Eddi Reader Peacetime

This modern day angel has one foot firmly planted in folk pop music and the other in traditional Scottish and Celtic fare. Peacetime, her sixth solo record, elevates already high standards, moving them ever forward in a 15-track opus that richly reveals a singer/songwriter/arranger in full control of her every move. Collaborating with the ever-brilliant Boo Hewerdine has yielded new jewels in the form of "Muddy Water,” "Safe as Houses,” the title track and the jaw-dropping "Ontario,” which could single-handedly boost provincial tourism off the map. Reader’s honey-kissed, highly feminine voice remains front and centre, supported by acoustic instrumentation, with the added flourish of pennywhistle, strings, accordion, fiddle, brass and keys as the mood requires.
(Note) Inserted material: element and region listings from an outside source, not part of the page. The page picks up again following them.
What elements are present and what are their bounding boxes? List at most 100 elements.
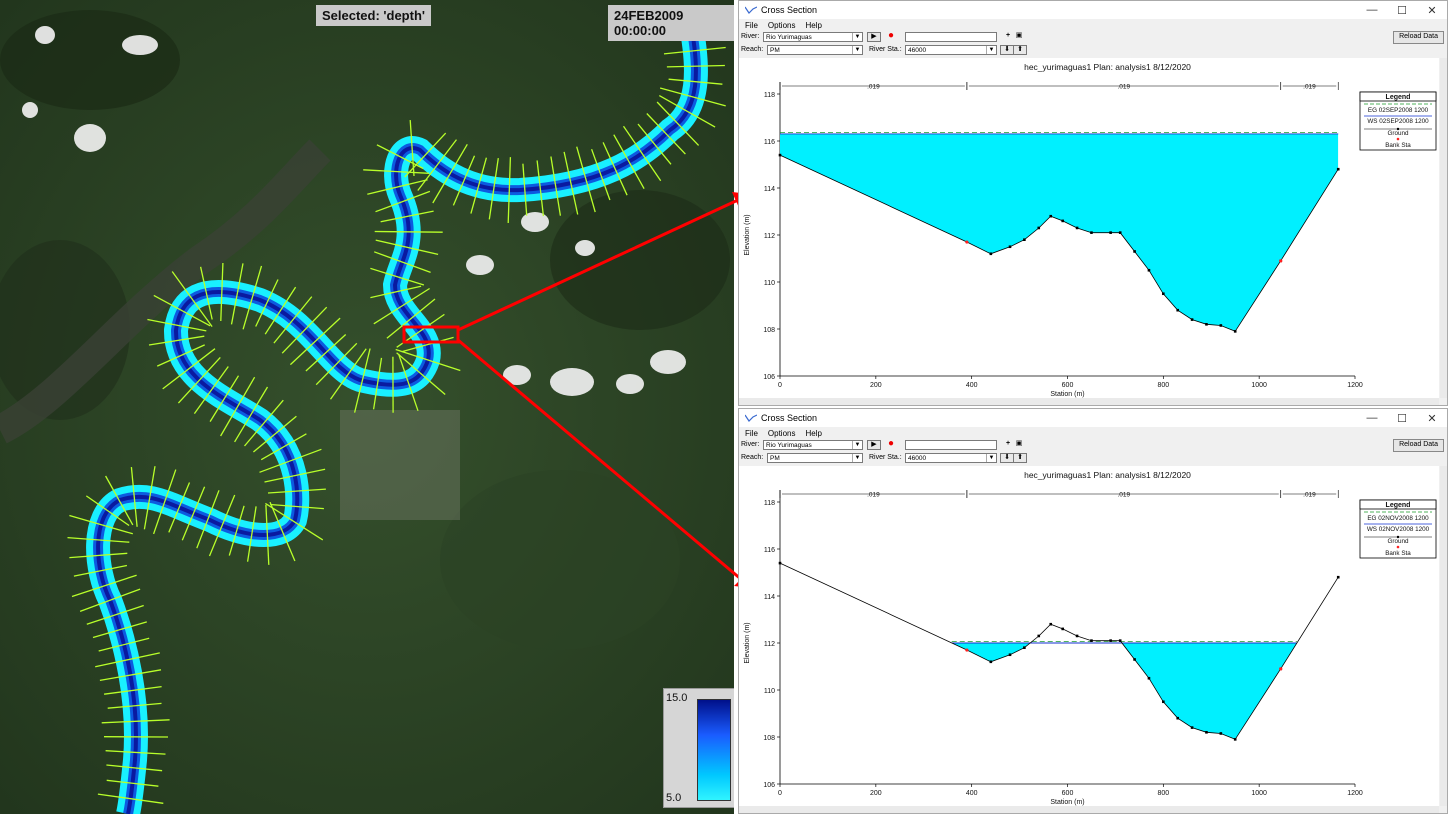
river-select[interactable]: Rio Yurimaguas ▼ xyxy=(763,440,863,450)
cross-section-chart: hec_yurimaguas1 Plan: analysis1 8/12/202… xyxy=(744,62,1437,398)
ground-point xyxy=(1118,231,1122,234)
river-label: River: xyxy=(741,33,760,40)
cross-section-plot[interactable]: hec_yurimaguas1 Plan: analysis1 8/12/202… xyxy=(739,58,1439,398)
cross-section-chart: hec_yurimaguas1 Plan: analysis1 8/12/202… xyxy=(744,470,1437,806)
map-view[interactable]: Selected: 'depth' 24FEB2009 00:00:00 15.… xyxy=(0,0,734,814)
ground-point xyxy=(1205,323,1208,326)
ground-point xyxy=(1190,318,1194,321)
play-animation-button[interactable]: ▶ xyxy=(867,32,881,42)
legend-min-value: 5.0 xyxy=(666,792,682,804)
ground-point xyxy=(1109,639,1112,642)
profile-input[interactable] xyxy=(905,32,997,42)
y-tick-label: 110 xyxy=(764,688,775,695)
ground-point xyxy=(1049,622,1053,626)
river-select[interactable]: Rio Yurimaguas ▼ xyxy=(763,32,863,42)
ground-point xyxy=(1023,238,1026,241)
play-animation-button[interactable]: ▶ xyxy=(867,440,881,450)
ground-point xyxy=(1336,167,1340,171)
x-tick-label: 800 xyxy=(1157,382,1169,389)
close-button[interactable]: ✕ xyxy=(1417,409,1447,427)
minimize-button[interactable]: — xyxy=(1357,409,1387,427)
y-tick-label: 116 xyxy=(764,547,775,554)
legend-entry: EG 02SEP2008 1200 xyxy=(1368,107,1429,114)
station-down-button[interactable]: ⬇ xyxy=(1000,45,1014,55)
y-tick-label: 106 xyxy=(763,374,775,381)
record-icon[interactable]: ● xyxy=(884,439,898,450)
reach-select[interactable]: PM ▼ xyxy=(767,45,863,55)
ground-point xyxy=(1190,726,1194,729)
ground-point xyxy=(1008,653,1012,657)
ground-point xyxy=(1219,324,1223,327)
camera-icon[interactable]: ▣ xyxy=(1012,32,1026,42)
x-tick-label: 200 xyxy=(870,382,882,389)
y-tick-label: 114 xyxy=(764,186,775,193)
maximize-button[interactable]: ☐ xyxy=(1387,409,1417,427)
ground-point xyxy=(1109,231,1112,234)
menu-file[interactable]: File xyxy=(745,429,758,438)
record-icon[interactable]: ● xyxy=(884,31,898,42)
river-station-label: River Sta.: xyxy=(869,454,902,461)
y-tick-label: 112 xyxy=(764,233,775,240)
window-titlebar[interactable]: Cross Section — ☐ ✕ xyxy=(739,1,1447,19)
ground-point xyxy=(778,153,782,157)
satellite-map xyxy=(0,0,734,814)
reload-data-button[interactable]: Reload Data xyxy=(1393,31,1444,44)
ground-point xyxy=(1037,634,1041,638)
bank-station-marker xyxy=(965,648,969,652)
x-tick-label: 600 xyxy=(1062,382,1074,389)
horizontal-scrollbar[interactable] xyxy=(739,806,1439,813)
reload-data-button[interactable]: Reload Data xyxy=(1393,439,1444,452)
station-up-button[interactable]: ⬆ xyxy=(1013,453,1027,463)
cross-section-window-bottom[interactable]: Cross Section — ☐ ✕ File Options Help Ri… xyxy=(738,408,1448,814)
x-tick-label: 800 xyxy=(1157,790,1169,797)
maximize-button[interactable]: ☐ xyxy=(1387,1,1417,19)
menu-options[interactable]: Options xyxy=(768,429,796,438)
ground-point xyxy=(1133,658,1136,661)
ground-point xyxy=(989,252,993,256)
x-axis-label: Station (m) xyxy=(1050,799,1084,806)
menu-help[interactable]: Help xyxy=(805,429,821,438)
y-tick-label: 114 xyxy=(764,594,775,601)
manning-n-label: .019 xyxy=(867,492,880,499)
y-tick-label: 106 xyxy=(763,782,775,789)
cross-section-app-icon xyxy=(745,6,757,14)
bank-station-marker xyxy=(1279,667,1283,671)
ground-point xyxy=(1336,575,1340,579)
menu-help[interactable]: Help xyxy=(805,21,821,30)
river-station-select[interactable]: 46000 ▼ xyxy=(905,453,997,463)
x-tick-label: 400 xyxy=(966,790,978,797)
menu-options[interactable]: Options xyxy=(768,21,796,30)
station-up-button[interactable]: ⬆ xyxy=(1013,45,1027,55)
legend-entry: Bank Sta xyxy=(1385,142,1411,149)
cross-section-plot[interactable]: hec_yurimaguas1 Plan: analysis1 8/12/202… xyxy=(739,466,1439,806)
cross-section-app-icon xyxy=(745,414,757,422)
y-axis-label: Elevation (m) xyxy=(744,214,751,255)
ground-point xyxy=(989,660,993,664)
menu-file[interactable]: File xyxy=(745,21,758,30)
selected-layer-label: Selected: 'depth' xyxy=(316,5,431,26)
legend-entry: Ground xyxy=(1387,538,1409,545)
station-down-button[interactable]: ⬇ xyxy=(1000,453,1014,463)
river-station-select[interactable]: 46000 ▼ xyxy=(905,45,997,55)
chart-title: hec_yurimaguas1 Plan: analysis1 8/12/202… xyxy=(1024,470,1191,480)
ground-point xyxy=(1176,716,1180,720)
ground-point xyxy=(1147,268,1151,272)
horizontal-scrollbar[interactable] xyxy=(739,398,1439,405)
cross-section-window-top[interactable]: Cross Section — ☐ ✕ File Options Help Ri… xyxy=(738,0,1448,406)
water-fill xyxy=(780,643,1339,740)
window-titlebar[interactable]: Cross Section — ☐ ✕ xyxy=(739,409,1447,427)
ground-point xyxy=(1118,639,1122,642)
legend-title: Legend xyxy=(1386,94,1411,101)
ground-point xyxy=(1176,308,1180,312)
close-button[interactable]: ✕ xyxy=(1417,1,1447,19)
camera-icon[interactable]: ▣ xyxy=(1012,440,1026,450)
reach-select[interactable]: PM ▼ xyxy=(767,453,863,463)
vertical-scrollbar[interactable] xyxy=(1440,466,1447,806)
menu-bar: File Options Help xyxy=(739,427,1447,439)
minimize-button[interactable]: — xyxy=(1357,1,1387,19)
chevron-down-icon: ▼ xyxy=(852,46,862,54)
window-title: Cross Section xyxy=(761,5,818,15)
vertical-scrollbar[interactable] xyxy=(1440,58,1447,398)
x-tick-label: 200 xyxy=(870,790,882,797)
profile-input[interactable] xyxy=(905,440,997,450)
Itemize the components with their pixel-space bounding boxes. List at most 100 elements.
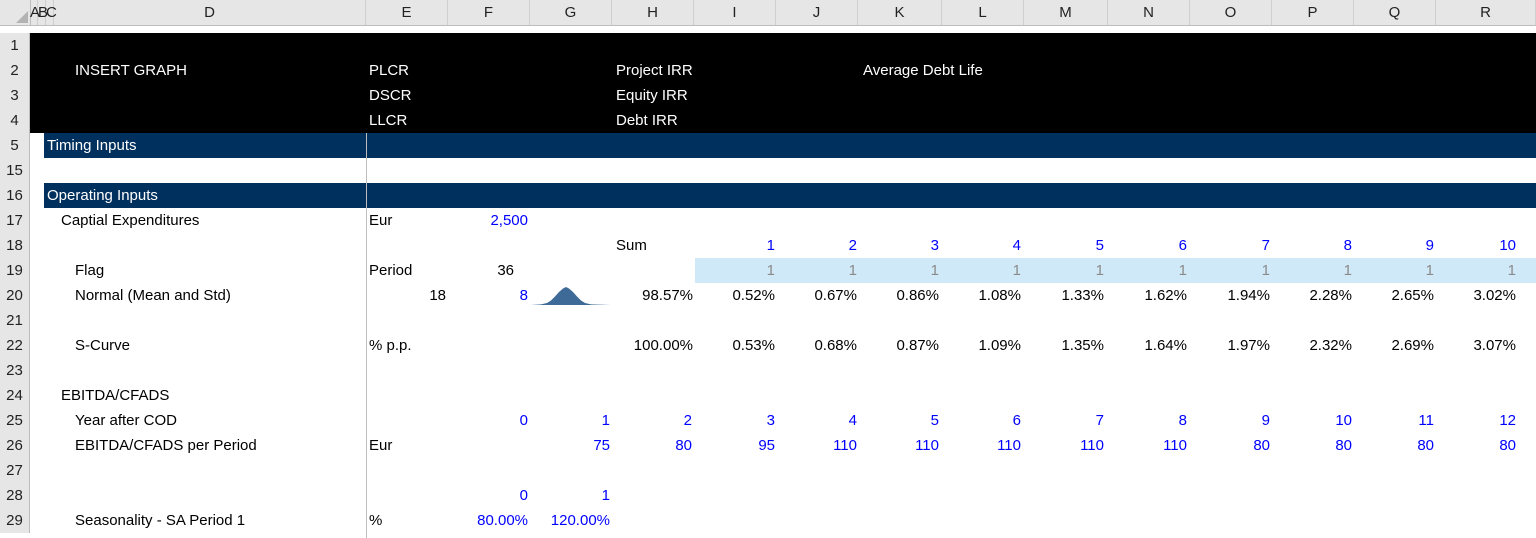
flag-value[interactable]: 36: [448, 258, 514, 283]
year-cell[interactable]: 6: [961, 408, 1021, 433]
period-cell[interactable]: 6: [1127, 233, 1187, 258]
period-cell[interactable]: 2: [797, 233, 857, 258]
ebitda-cell[interactable]: 110: [961, 433, 1021, 458]
normal-cell[interactable]: 2.65%: [1364, 283, 1434, 308]
s-curve-sum[interactable]: 100.00%: [623, 333, 693, 358]
row-header-25[interactable]: 25: [0, 408, 30, 433]
llcr-label[interactable]: LLCR: [369, 108, 407, 133]
row-header-4[interactable]: 4: [0, 108, 30, 133]
flag-label[interactable]: Flag: [75, 258, 104, 283]
row-header-24[interactable]: 24: [0, 383, 30, 408]
row-header-22[interactable]: 22: [0, 333, 30, 358]
year-cell[interactable]: 4: [797, 408, 857, 433]
s-curve-cell[interactable]: 2.32%: [1282, 333, 1352, 358]
year-cell[interactable]: 1: [550, 408, 610, 433]
s-curve-cell[interactable]: 1.35%: [1034, 333, 1104, 358]
column-header-k[interactable]: K: [858, 0, 942, 25]
flag-cell[interactable]: 1: [797, 258, 857, 283]
seasonality-index-cell[interactable]: 0: [468, 483, 528, 508]
seasonality-cell[interactable]: 80.00%: [458, 508, 528, 533]
year-cell[interactable]: 7: [1044, 408, 1104, 433]
flag-cell[interactable]: 1: [1374, 258, 1434, 283]
normal-cell[interactable]: 1.33%: [1034, 283, 1104, 308]
row-header-20[interactable]: 20: [0, 283, 30, 308]
sum-label[interactable]: Sum: [616, 233, 647, 258]
year-cell[interactable]: 8: [1127, 408, 1187, 433]
ebitda-cell[interactable]: 80: [632, 433, 692, 458]
period-cell[interactable]: 8: [1292, 233, 1352, 258]
s-curve-cell[interactable]: 1.09%: [951, 333, 1021, 358]
column-header-i[interactable]: I: [694, 0, 776, 25]
flag-unit[interactable]: Period: [369, 258, 412, 283]
row-header-5[interactable]: 5: [0, 133, 30, 158]
s-curve-cell[interactable]: 0.87%: [869, 333, 939, 358]
flag-cell[interactable]: 1: [879, 258, 939, 283]
row-header-23[interactable]: 23: [0, 358, 30, 383]
year-cell[interactable]: 5: [879, 408, 939, 433]
period-cell[interactable]: 10: [1456, 233, 1516, 258]
ebitda-cell[interactable]: 80: [1374, 433, 1434, 458]
normal-std[interactable]: 8: [470, 283, 528, 308]
select-all-corner[interactable]: [0, 0, 31, 25]
ebitda-cell[interactable]: 110: [879, 433, 939, 458]
project-irr-label[interactable]: Project IRR: [616, 58, 693, 83]
flag-cell[interactable]: 1: [1210, 258, 1270, 283]
flag-cell[interactable]: 1: [1127, 258, 1187, 283]
row-header-3[interactable]: 3: [0, 83, 30, 108]
plcr-label[interactable]: PLCR: [369, 58, 409, 83]
ebitda-per-period-label[interactable]: EBITDA/CFADS per Period: [75, 433, 257, 458]
period-cell[interactable]: 3: [879, 233, 939, 258]
flag-cell[interactable]: 1: [715, 258, 775, 283]
flag-cell[interactable]: 1: [1292, 258, 1352, 283]
ebitda-cell[interactable]: 80: [1292, 433, 1352, 458]
row-header-1[interactable]: 1: [0, 33, 30, 58]
column-header-h[interactable]: H: [612, 0, 694, 25]
seasonality-unit[interactable]: %: [369, 508, 382, 533]
period-cell[interactable]: 5: [1044, 233, 1104, 258]
capex-value[interactable]: 2,500: [448, 208, 528, 233]
normal-cell[interactable]: 2.28%: [1282, 283, 1352, 308]
ebitda-unit[interactable]: Eur: [369, 433, 392, 458]
column-header-b[interactable]: B: [38, 0, 48, 25]
s-curve-label[interactable]: S-Curve: [75, 333, 130, 358]
ebitda-header[interactable]: EBITDA/CFADS: [61, 383, 169, 408]
row-header-21[interactable]: 21: [0, 308, 30, 333]
column-header-r[interactable]: R: [1436, 0, 1536, 25]
section-title-timing-inputs[interactable]: Timing Inputs: [47, 133, 136, 158]
column-header-o[interactable]: O: [1190, 0, 1272, 25]
normal-mean[interactable]: 18: [390, 283, 446, 308]
row-header-28[interactable]: 28: [0, 483, 30, 508]
s-curve-unit[interactable]: % p.p.: [369, 333, 412, 358]
column-header-c[interactable]: C: [46, 0, 57, 25]
period-cell[interactable]: 1: [715, 233, 775, 258]
normal-cell[interactable]: 3.02%: [1446, 283, 1516, 308]
equity-irr-label[interactable]: Equity IRR: [616, 83, 688, 108]
row-header-15[interactable]: 15: [0, 158, 30, 183]
year-cell[interactable]: 11: [1374, 408, 1434, 433]
section-title-operating-inputs[interactable]: Operating Inputs: [47, 183, 158, 208]
normal-cell[interactable]: 1.94%: [1200, 283, 1270, 308]
year-cell[interactable]: 9: [1210, 408, 1270, 433]
average-debt-life-label[interactable]: Average Debt Life: [863, 58, 983, 83]
year-after-cod-label[interactable]: Year after COD: [75, 408, 177, 433]
ebitda-cell[interactable]: 110: [797, 433, 857, 458]
column-header-d[interactable]: D: [54, 0, 366, 25]
year-cell[interactable]: 0: [468, 408, 528, 433]
normal-cell[interactable]: 0.86%: [869, 283, 939, 308]
capex-unit[interactable]: Eur: [369, 208, 392, 233]
ebitda-cell[interactable]: 110: [1127, 433, 1187, 458]
column-header-n[interactable]: N: [1108, 0, 1190, 25]
row-header-26[interactable]: 26: [0, 433, 30, 458]
insert-graph-label[interactable]: INSERT GRAPH: [75, 58, 187, 83]
s-curve-cell[interactable]: 2.69%: [1364, 333, 1434, 358]
dscr-label[interactable]: DSCR: [369, 83, 412, 108]
s-curve-cell[interactable]: 3.07%: [1446, 333, 1516, 358]
normal-cell[interactable]: 1.08%: [951, 283, 1021, 308]
year-cell[interactable]: 12: [1456, 408, 1516, 433]
column-header-j[interactable]: J: [776, 0, 858, 25]
ebitda-cell[interactable]: 110: [1044, 433, 1104, 458]
seasonality-cell[interactable]: 120.00%: [540, 508, 610, 533]
column-header-p[interactable]: P: [1272, 0, 1354, 25]
row-header-2[interactable]: 2: [0, 58, 30, 83]
flag-cell[interactable]: 1: [1456, 258, 1516, 283]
The traditional cause is held high with re-workings of Robert Burns’ "Leezie Lindsay” and "Ye Banks and Braes O’ Bonnie Doon,” yet the strength of the musical marriage of Hewerdine’s pen to Reader’s vocals tips the scales strongly in favour of the more contemporary works — their hooks dig deep and Reader’s accomplished, classically-trained voice hits mark after mark with the force of a seasoned singer crossed with sultry seductress. Even the slightly offbeat inclusion of a song written by her brother and popularised by his Trashcan Sinatras, "Prisons,” becomes a lovely, airy duet with John Douglas. With far more hits than misses, Reader seems able to control the outcome of everything she tackles, making each composition her own while seamlessly binding one to the next. Enchanting and entrancing.